Deployment friction. Rolling deploys become dangerous: draining a server's sticky users before taking it offline requires careful orchestration.
Hard cap on scale. At extreme scale (millions of sessions), RAM fills up. You cannot add RAM faster than sessions grow.

Sticky sessions are a band-aid, not a solution. They let a stateful service survive behind two servers. They do not let it survive behind two hundred. Treat sticky sessions as a migration step while you move state to a shared store.

How to Externalise State

The correct fix is to move state out of the server process entirely, into a shared store that every server instance can reach. The three main patterns:

1. Shared Session Store (e.g., Redis)

Instead of writing session data to local RAM, write it to a Redis cluster. Every server reads and writes to the same Redis. The session ID travels in a cookie; the actual session data lives in Redis. Adding a new server costs zero migration — it just starts reading Redis too.

2. Token-Based Authentication (e.g., JWT)

Store no session on the server at all. Issue the client a cryptographically signed token (JWT) that contains the identity and permissions inline. The server validates the signature on every request — no database lookup, no shared store needed for auth. Stateless by construction.

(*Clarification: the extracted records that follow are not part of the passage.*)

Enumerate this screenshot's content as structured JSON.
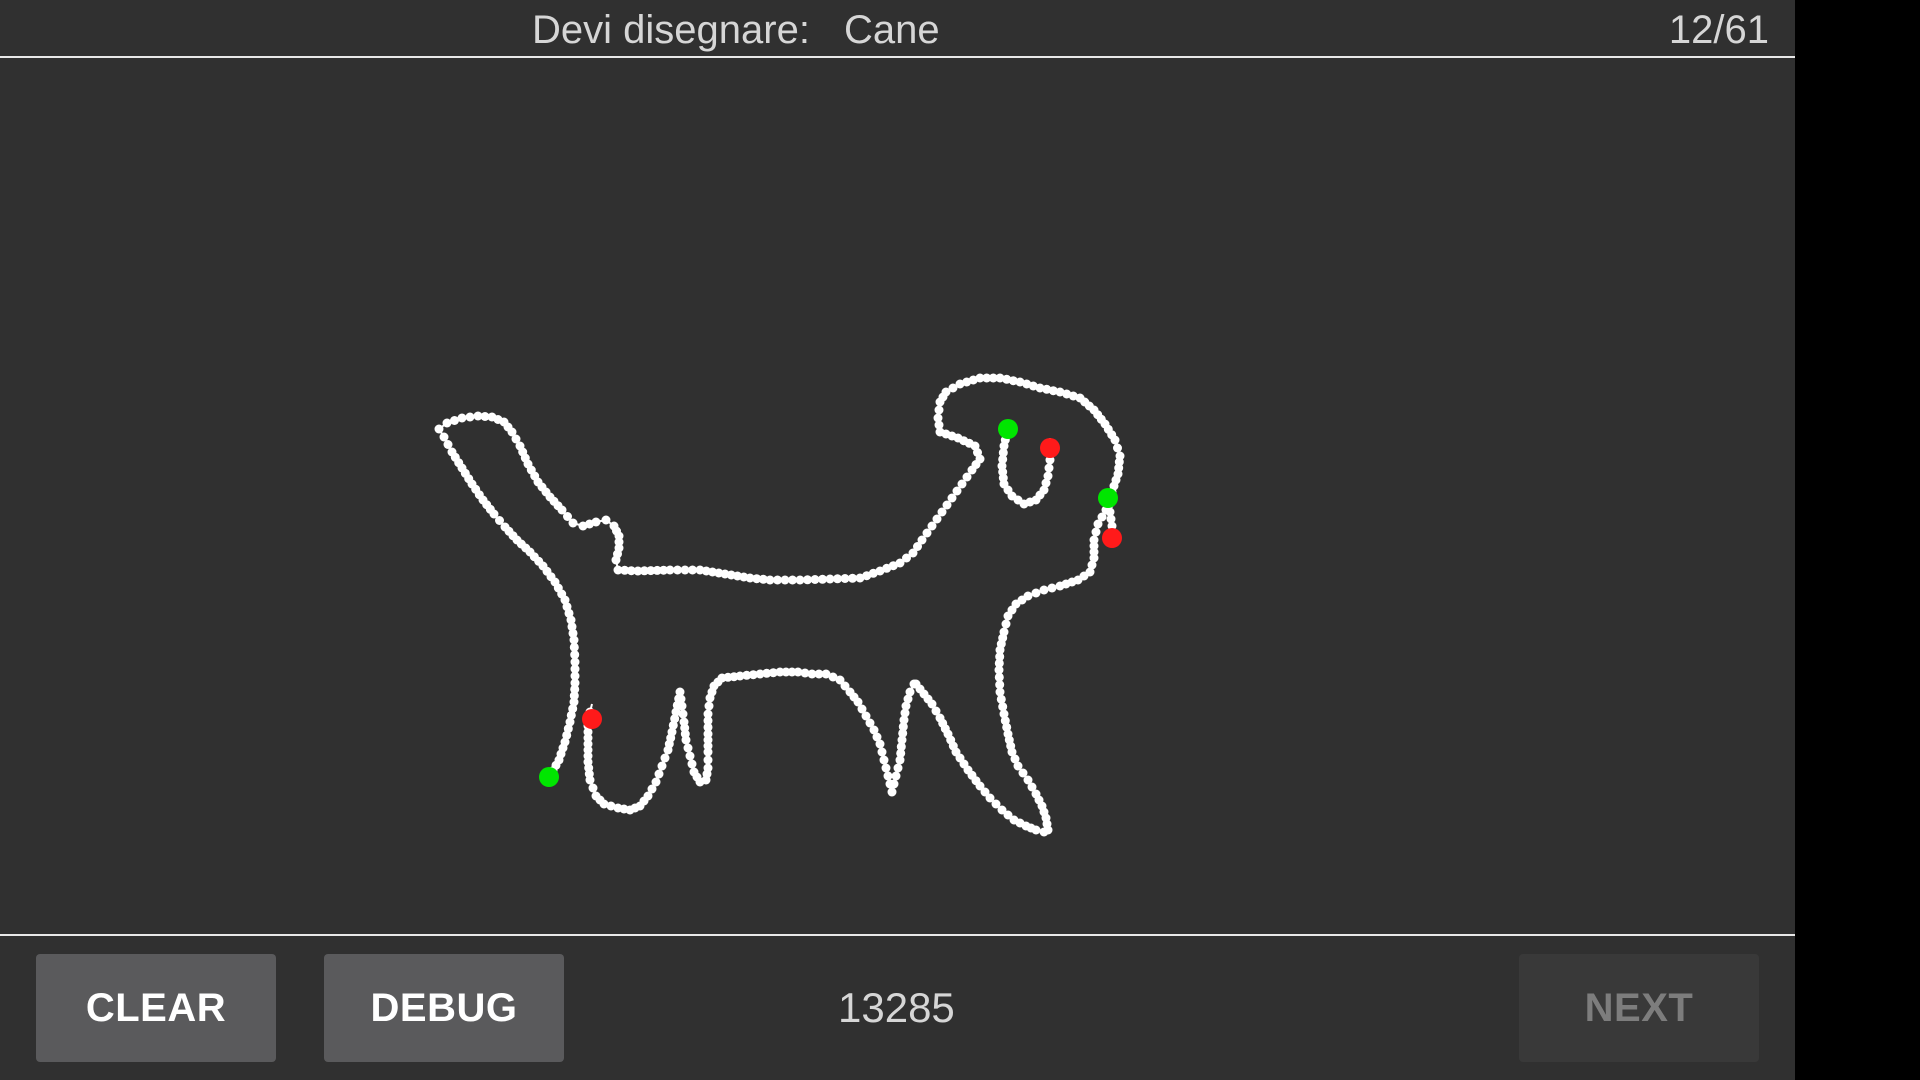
{
  "header": {
    "prompt_label": "Devi disegnare:",
    "target_word": "Cane",
    "progress": "12/61"
  },
  "canvas": {
    "stroke_color": "#ffffff",
    "start_marker_color": "#00e600",
    "end_marker_color": "#ff1a1a",
    "background": "#303030"
  },
  "footer": {
    "clear_label": "CLEAR",
    "debug_label": "DEBUG",
    "score": "13285",
    "next_label": "NEXT"
  }
}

JWT trade-off: tokens cannot be revoked until they expire. For short-lived tokens (5–15 minutes) combined with a refresh-token flow, this is usually acceptable. For long sessions that must be instantly revocable (e.g., after a password change), a Redis-backed session store is safer.

3. Delegating to the Client

Some state — UI preferences, shopping cart items — can live in the browser (localStorage, cookies, client-side state). The server becomes a pure function: input in, output out, no memory between calls. This works well for non-sensitive, user-specific presentation state.

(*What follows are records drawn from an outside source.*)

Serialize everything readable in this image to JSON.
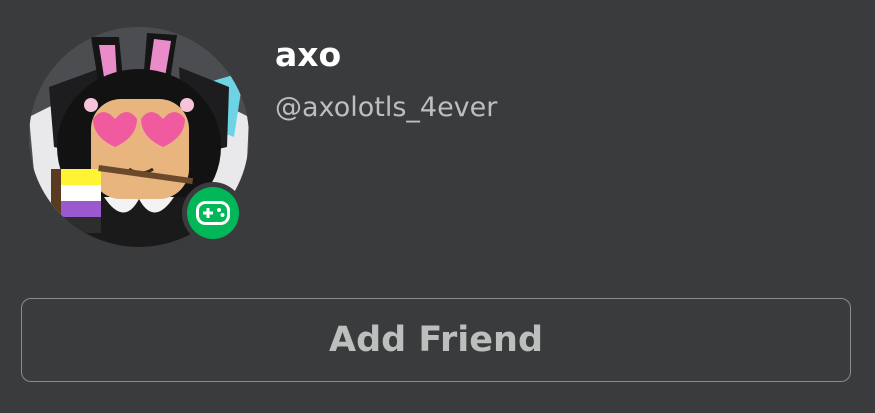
{
  "profile": {
    "display_name": "axo",
    "username": "@axolotls_4ever",
    "avatar_icon": "avatar-image",
    "presence": {
      "status": "in-game",
      "icon": "gamepad-icon",
      "color": "#02b757"
    }
  },
  "actions": {
    "add_friend_label": "Add Friend"
  },
  "colors": {
    "background": "#393b3d",
    "primary_text": "#ffffff",
    "secondary_text": "#bdbebe",
    "button_border": "#8a8c8e"
  }
}
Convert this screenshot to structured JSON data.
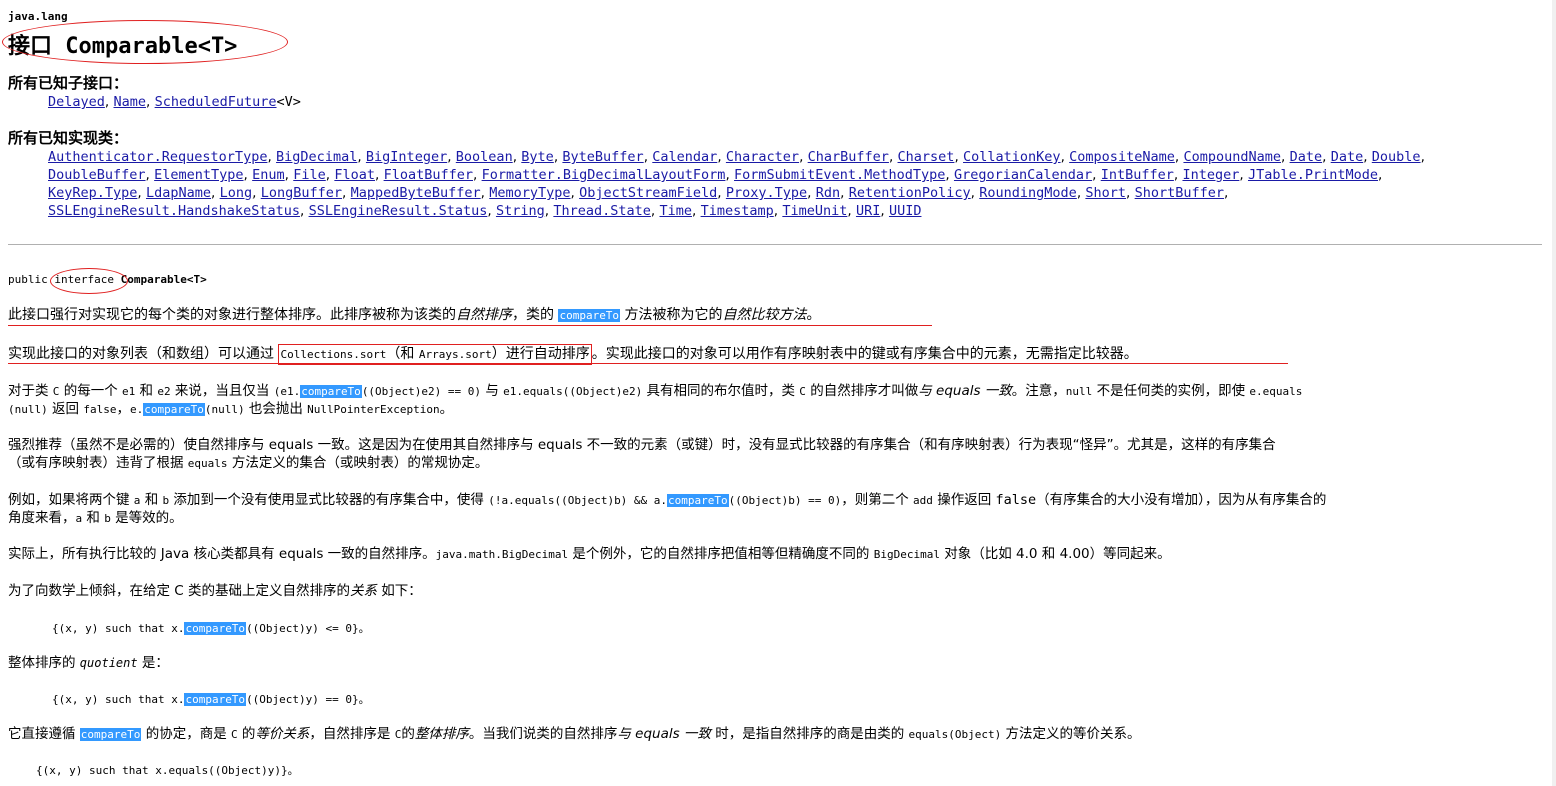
{
  "package": "java.lang",
  "title": "接口 Comparable<T>",
  "subinterfaces": {
    "label": "所有已知子接口：",
    "items": [
      "Delayed",
      "Name",
      "ScheduledFuture"
    ],
    "suffix": "<V>"
  },
  "implementing_classes": {
    "label": "所有已知实现类：",
    "rows": [
      [
        "Authenticator.RequestorType",
        "BigDecimal",
        "BigInteger",
        "Boolean",
        "Byte",
        "ByteBuffer",
        "Calendar",
        "Character",
        "CharBuffer",
        "Charset",
        "CollationKey",
        "CompositeName",
        "CompoundName",
        "Date",
        "Date",
        "Double"
      ],
      [
        "DoubleBuffer",
        "ElementType",
        "Enum",
        "File",
        "Float",
        "FloatBuffer",
        "Formatter.BigDecimalLayoutForm",
        "FormSubmitEvent.MethodType",
        "GregorianCalendar",
        "IntBuffer",
        "Integer",
        "JTable.PrintMode"
      ],
      [
        "KeyRep.Type",
        "LdapName",
        "Long",
        "LongBuffer",
        "MappedByteBuffer",
        "MemoryType",
        "ObjectStreamField",
        "Proxy.Type",
        "Rdn",
        "RetentionPolicy",
        "RoundingMode",
        "Short",
        "ShortBuffer"
      ],
      [
        "SSLEngineResult.HandshakeStatus",
        "SSLEngineResult.Status",
        "String",
        "Thread.State",
        "Time",
        "Timestamp",
        "TimeUnit",
        "URI",
        "UUID"
      ]
    ]
  },
  "declaration": {
    "public": "public",
    "interface": "interface",
    "name": "Comparable<T>"
  },
  "paragraphs": {
    "p1_a": "此接口强行对实现它的每个类的对象进行整体排序。此排序被称为该类的",
    "p1_em1": "自然排序",
    "p1_b": "，类的 ",
    "p1_hl": "compareTo",
    "p1_c": " 方法被称为它的",
    "p1_em2": "自然比较方法",
    "p1_d": "。",
    "p2_a": "实现此接口的对象列表（和数组）可以通过 ",
    "p2_code1": "Collections.sort",
    "p2_b": "（和 ",
    "p2_code2": "Arrays.sort",
    "p2_c": "）进行自动排序",
    "p2_d": "。实现此接口的对象可以用作有序映射表中的键或有序集合中的元素，无需指定比较器。",
    "p3_line1_a": "对于类 ",
    "p3_c": "C",
    "p3_line1_b": " 的每一个 ",
    "p3_e1": "e1",
    "p3_and": " 和 ",
    "p3_e2": "e2",
    "p3_line1_c": " 来说，当且仅当 ",
    "p3_code_a": "(e1.",
    "p3_hl": "compareTo",
    "p3_code_b": "((Object)e2) == 0)",
    "p3_with": " 与 ",
    "p3_code_c": "e1.equals((Object)e2)",
    "p3_line1_d": " 具有相同的布尔值时，类 ",
    "p3_c2": "C",
    "p3_line1_e": " 的自然排序才叫做",
    "p3_em": "与 equals 一致",
    "p3_line1_f": "。注意，",
    "p3_null": "null",
    "p3_line1_g": " 不是任何类的实例，即使 ",
    "p3_code_d": "e.equals",
    "p3_line2_a": "(null)",
    "p3_line2_b": " 返回 ",
    "p3_false": "false",
    "p3_line2_c": "，",
    "p3_code_e": "e.",
    "p3_hl2": "compareTo",
    "p3_code_f": "(null)",
    "p3_line2_d": " 也会抛出 ",
    "p3_npe": "NullPointerException",
    "p3_line2_e": "。",
    "p4_line1": "强烈推荐（虽然不是必需的）使自然排序与 equals 一致。这是因为在使用其自然排序与 equals 不一致的元素（或键）时，没有显式比较器的有序集合（和有序映射表）行为表现“怪异”。尤其是，这样的有序集合",
    "p4_line2_a": "（或有序映射表）违背了根据 ",
    "p4_equals": "equals",
    "p4_line2_b": " 方法定义的集合（或映射表）的常规协定。",
    "p5_line1_a": "例如，如果将两个键 ",
    "p5_a": "a",
    "p5_and": " 和 ",
    "p5_b": "b",
    "p5_line1_b": " 添加到一个没有使用显式比较器的有序集合中，使得 ",
    "p5_code_a": "(!a.equals((Object)b) && a.",
    "p5_hl": "compareTo",
    "p5_code_b": "((Object)b) == 0)",
    "p5_line1_c": "，则第二个 ",
    "p5_add": "add",
    "p5_line1_d": " 操作返回 ",
    "p5_false": "false",
    "p5_line1_e": "（有序集合的大小没有增加），因为从有序集合的",
    "p5_line2_a": "角度来看，",
    "p5_a2": "a",
    "p5_and2": " 和 ",
    "p5_b2": "b",
    "p5_line2_b": " 是等效的。",
    "p6_a": "实际上，所有执行比较的 Java 核心类都具有 equals 一致的自然排序。",
    "p6_code1": "java.math.BigDecimal",
    "p6_b": " 是个例外，它的自然排序把值相等但精确度不同的 ",
    "p6_code2": "BigDecimal",
    "p6_c": " 对象（比如 4.0 和 4.00）等同起来。",
    "p7_a": "为了向数学上倾斜，在给定 C 类的基础上定义自然排序的",
    "p7_em": "关系",
    "p7_b": " 如下：",
    "code1_a": "{(x, y) such that x.",
    "code1_hl": "compareTo",
    "code1_b": "((Object)y) <= 0}。",
    "p8_a": "整体排序的 ",
    "p8_em": "quotient",
    "p8_b": " 是：",
    "code2_a": "{(x, y) such that x.",
    "code2_hl": "compareTo",
    "code2_b": "((Object)y) == 0}。",
    "p9_a": "它直接遵循 ",
    "p9_hl": "compareTo",
    "p9_b": " 的协定，商是 ",
    "p9_c": "C",
    "p9_d": " 的",
    "p9_em1": "等价关系",
    "p9_e": "，自然排序是 ",
    "p9_c2": "C",
    "p9_f": "的",
    "p9_em2": "整体排序",
    "p9_g": "。当我们说类的自然排序",
    "p9_em3": "与 equals 一致",
    "p9_h": " 时，是指自然排序的商是由类的 ",
    "p9_code": "equals(Object)",
    "p9_i": " 方法定义的等价关系。",
    "code3": "{(x, y) such that x.equals((Object)y)}。"
  },
  "colors": {
    "link": "#1a1aa6",
    "highlight": "#3399ff",
    "annotation": "#e02020"
  }
}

Diagram: Externalising Session State with Redis

Three identical app servers all share one Redis session store. Any server can handle any request because session data lives in Redis, not in a server's RAM.

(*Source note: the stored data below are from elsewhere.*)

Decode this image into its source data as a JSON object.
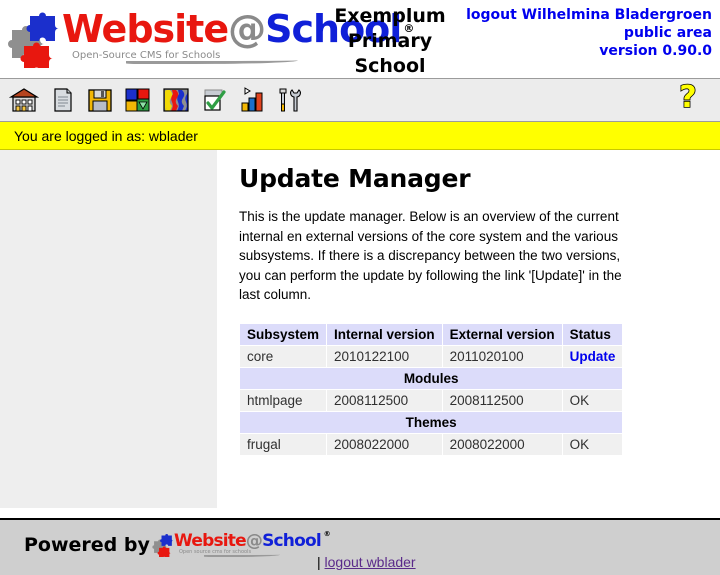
{
  "header": {
    "logo": {
      "word_part1": "Website",
      "word_at": "@",
      "word_part2": "School",
      "registered": "®",
      "tagline": "Open-Source CMS for Schools"
    },
    "school_name_line1": "Exemplum",
    "school_name_line2": "Primary School",
    "account": {
      "logout_user": "logout Wilhelmina Bladergroen",
      "area": "public area",
      "version": "version 0.90.0"
    }
  },
  "toolbar": {
    "items": [
      {
        "icon": "school-house-icon",
        "label": "School"
      },
      {
        "icon": "page-document-icon",
        "label": "Pages"
      },
      {
        "icon": "floppy-disk-icon",
        "label": "File manager"
      },
      {
        "icon": "puzzle-modules-icon",
        "label": "Modules"
      },
      {
        "icon": "themes-palette-icon",
        "label": "Themes"
      },
      {
        "icon": "checkbox-tick-icon",
        "label": "Tasks"
      },
      {
        "icon": "bar-chart-icon",
        "label": "Statistics"
      },
      {
        "icon": "tools-wrench-icon",
        "label": "Tools"
      }
    ],
    "help": {
      "icon": "help-question-icon",
      "label": "Help"
    }
  },
  "statusbar": {
    "text": "You are logged in as: wblader"
  },
  "main": {
    "title": "Update Manager",
    "intro": "This is the update manager. Below is an overview of the current internal en external versions of the core system and the various subsystems. If there is a discrepancy between the two versions, you can perform the update by following the link '[Update]' in the last column.",
    "table": {
      "columns": [
        "Subsystem",
        "Internal version",
        "External version",
        "Status"
      ],
      "rows": [
        {
          "type": "data",
          "cells": [
            "core",
            "2010122100",
            "2011020100",
            "Update"
          ],
          "status_is_link": true
        },
        {
          "type": "group",
          "label": "Modules"
        },
        {
          "type": "data",
          "cells": [
            "htmlpage",
            "2008112500",
            "2008112500",
            "OK"
          ],
          "status_is_link": false
        },
        {
          "type": "group",
          "label": "Themes"
        },
        {
          "type": "data",
          "cells": [
            "frugal",
            "2008022000",
            "2008022000",
            "OK"
          ],
          "status_is_link": false
        }
      ]
    }
  },
  "footer": {
    "powered_by": "Powered by",
    "logo": {
      "word_part1": "Website",
      "word_at": "@",
      "word_part2": "School",
      "registered": "®",
      "tagline": "Open source cms for schools"
    },
    "separator": "|",
    "logout_label": "logout wblader"
  },
  "colors": {
    "logo_red": "#e8170f",
    "logo_blue": "#1020d8",
    "logo_gray": "#8a8a8a",
    "link_blue": "#0000ee",
    "status_bg": "#ffff00",
    "table_header_bg": "#dcdcfa",
    "table_row_bg": "#f0f0f0",
    "sidebar_bg": "#eeeeee",
    "footer_bg": "#cfcfcf"
  }
}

When Stateful Is Intentional

Not all stateful services are design mistakes. Some components are inherently stateful and are designed with that in mind:

Databases and caches — the entire job is storing state. They scale through replication, sharding, and leader-follower patterns (covered in later lessons).
Message queues — Kafka, RabbitMQ. They persist messages across brokers with replication and partitioning.
WebSocket / streaming servers — a live connection is inherently stateful. Handled by routing connection IDs through a pub/sub bus (Redis Pub/Sub, Kafka) so multiple servers can broadcast to the same client.

The distinction is that these services are purpose-built for state management and expose explicit mechanisms for replication and failover. Your application tier should not be doing that job implicitly in RAM.

Practical Checklist: Making a Service Stateless

Audit every variable your process holds between requests. Sessions, in-memory caches, file locks, connection counters — all of these are state.
Move session data to Redis (or a database-backed session store).
Replace user identity from session lookups with JWT validation, or keep thin session tokens pointing to Redis entries.
Move any per-server in-memory cache to a shared cache (Redis, Memcached).
Ensure uploaded files go to object storage (S3, GCS) — not to the server's local filesystem.
Remove any background jobs or timers that run inside the web process — move them to a dedicated queue worker.

The twelve-factor app methodology (12factor.net) encodes this principle as Factor VI: Processes are stateless and share-nothing. Reading the original twelve factors is a productive hour for any engineer building scalable services.

Key Takeaways

A stateless service can be horizontally scaled by adding identical replicas — no coordination required.
A stateful service is pinned: requests must reach the server holding their state, creating bottlenecks and fragility.
The solution is to externalise state: Redis for sessions, JWTs for identity, object storage for files, queues for async work.
Stateful infrastructure (databases, queues) is fine — they have built-in scale mechanisms. Stateful application logic is the problem to eliminate.